With tongues planted firmly in cheeks, the four savvy actors in The 39 Steps, running at Olney Theatre Center through May 20, turn the classic espionage thriller into a pretty consistently delicious British-style farce. This reimagining of the 1935 Hitchcock film (and the 1915 novel by John Buchan on which it was based) originated in Britain in 2005, then made its way to London's West End and won the 2007 Olivier Award for Best New Comedy. Some Washington-area theatergoers may have caught the American touring company, which dropped briefly into the Warner Theatre two years ago. Or perhaps they saw it on Broadway in 2008 or '09. The show won Tony and Drama Desk Awards for design, as well as a Drama Desk nod as a "unique theatrical experience."
Don't extrapolate from all those big-time credits that Olney's production--performed in its 150-seat Mulitz-Gudelsky Theatre Lab--is somehow less of a kick. In some ways, having the actors clowning so close to the audience, and occasionally in the audience, may be more fun. When Evan Casey's Nazi spy, for example, finally kicks the bucket, he does it endlessly and hilariously, in an aisle, dying, dying, dying. When Jason Lott's music hall performer, Mr. Memory, squeezes the answer to a question out of his brain, his trancelike expression is googly-eyed and seems to be in close-up. When Susan Lynskey, in her first persona as slinky undercover agent Annabella Schmidt, expresses disdain for the London police, she stands right at the front row, spitting out in a splendidly bad German accent, "Ach! Za poleece--vis zeir boots und zeir vistles!"

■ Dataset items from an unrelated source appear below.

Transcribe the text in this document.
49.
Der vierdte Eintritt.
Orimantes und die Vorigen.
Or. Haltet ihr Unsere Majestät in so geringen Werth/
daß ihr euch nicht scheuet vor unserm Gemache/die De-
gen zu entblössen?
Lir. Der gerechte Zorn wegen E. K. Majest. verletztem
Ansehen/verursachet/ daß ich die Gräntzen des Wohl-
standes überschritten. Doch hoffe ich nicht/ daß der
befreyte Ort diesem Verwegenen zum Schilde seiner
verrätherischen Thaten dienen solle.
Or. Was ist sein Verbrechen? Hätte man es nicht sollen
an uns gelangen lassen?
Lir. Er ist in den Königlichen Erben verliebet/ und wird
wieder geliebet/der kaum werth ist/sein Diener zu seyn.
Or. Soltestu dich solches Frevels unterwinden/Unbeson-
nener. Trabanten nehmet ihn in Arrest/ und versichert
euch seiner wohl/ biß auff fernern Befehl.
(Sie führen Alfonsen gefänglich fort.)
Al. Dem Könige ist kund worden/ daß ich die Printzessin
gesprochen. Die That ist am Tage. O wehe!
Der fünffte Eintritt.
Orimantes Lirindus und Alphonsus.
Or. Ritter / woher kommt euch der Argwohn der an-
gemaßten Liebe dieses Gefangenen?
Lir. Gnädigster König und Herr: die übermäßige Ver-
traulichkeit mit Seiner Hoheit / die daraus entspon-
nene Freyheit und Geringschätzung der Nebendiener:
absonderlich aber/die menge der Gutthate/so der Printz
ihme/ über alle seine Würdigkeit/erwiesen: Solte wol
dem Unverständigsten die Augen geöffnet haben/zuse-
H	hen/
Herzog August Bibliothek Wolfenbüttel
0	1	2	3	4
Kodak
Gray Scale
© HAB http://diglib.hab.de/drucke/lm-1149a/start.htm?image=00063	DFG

Now and then, some of the slapstick schtick and nudge-nudge winks may be telegraphed a bit too far ahead, or executed a tad too laboriously, particularly in act two. Overall, though, the Olney production, nimbly staged by Clay Hopper and running about 2 hours and 15 minutes with intermission, comes up a treat. The 39 Steps tweaks and twists Hitchcock's expressionistic and melodramatic movie, yet remains surprisingly faithful to it. It's also full of references both oblique and obvious to his other films. It's fun to try to catch them: Start with the rope hanging on the wall and the steamer trunks on the stage, and go from there.
Hopper is well served by his little ensemble, whose fourth member is Jeffries Thaiss as the somewhat reluctant protagonist, Richard Hannay. In a pencil mustache, tweeds, and a pipe, Thaiss, an Olney regular, nails just the right panache and wit for the stiff-upper-lip hero. Hannay is apparently British- or Scottish-born, but was raised somewhere in the Empire, perhaps Canada. Thaiss gives him a refined trans-Atlantic accent, which places him as a classy guy on either side of the pond.
In keeping with the farcical style in which the show was originally conceived, Olney's production is low-tech to a droll degree. The set (designed by Cristina Todesco) includes a casement window with an undependable pull shade and a wooden doorway, both of which can be rolled anywhere they're needed. The walls of the theater on all sides of the stage are hung with ordinary stuff--chairs, lampshades--old props from other shows, perhaps. In the train scenes, two steamer trunks double as seating and compartments, and projections of scenery whizz by on a sheet strung up as a movie screen. Two movable black ladders imply the girders of a railway bridge. The projections (designed by JJ Kaczynski) switch from horizontal to vertical when Hannay jumps off the bridge into the roiling waters of the Firth of Forth, and more than once the projections steal baldly and amusingly from other Hitchcock films.
Lott and Casey, billed as Clown One and Clown Two, respectively, play everyone not covered by Lynskey's three female roles or Thaiss's Hannay: leering lingerie salesmen, cops, train conductors, a Scottish couple running a hotel, a bespectacled Nazi agent and his wife, bumbling police inspectors, and doddering old men. During the train sequence, they alternate between cops and conductors, donning and shedding hats and jackets at breakneck speed.
Credit costume designer Pei Lee for the high and low 1930s fashions. The lighting by Nicholas Houfek and sound by Alex Neumann adds to the fun, with shadows and fog, spotlights, train whistles, gunshots, foreboding music, and the sense that this high-end spoof remains, as it was always intended to be, a salute to live theater, but without hydraulic stages and "flying" superheroes. If you're curious how faithful this spoof is to Hitchcock's film, check it out on Hulu and be surprised. Olney's production and the film make a nice double feature.
The 39 Steps is at Olney Theatre Center through May 20. Tickets ($26 to $54) are available through Olney's website.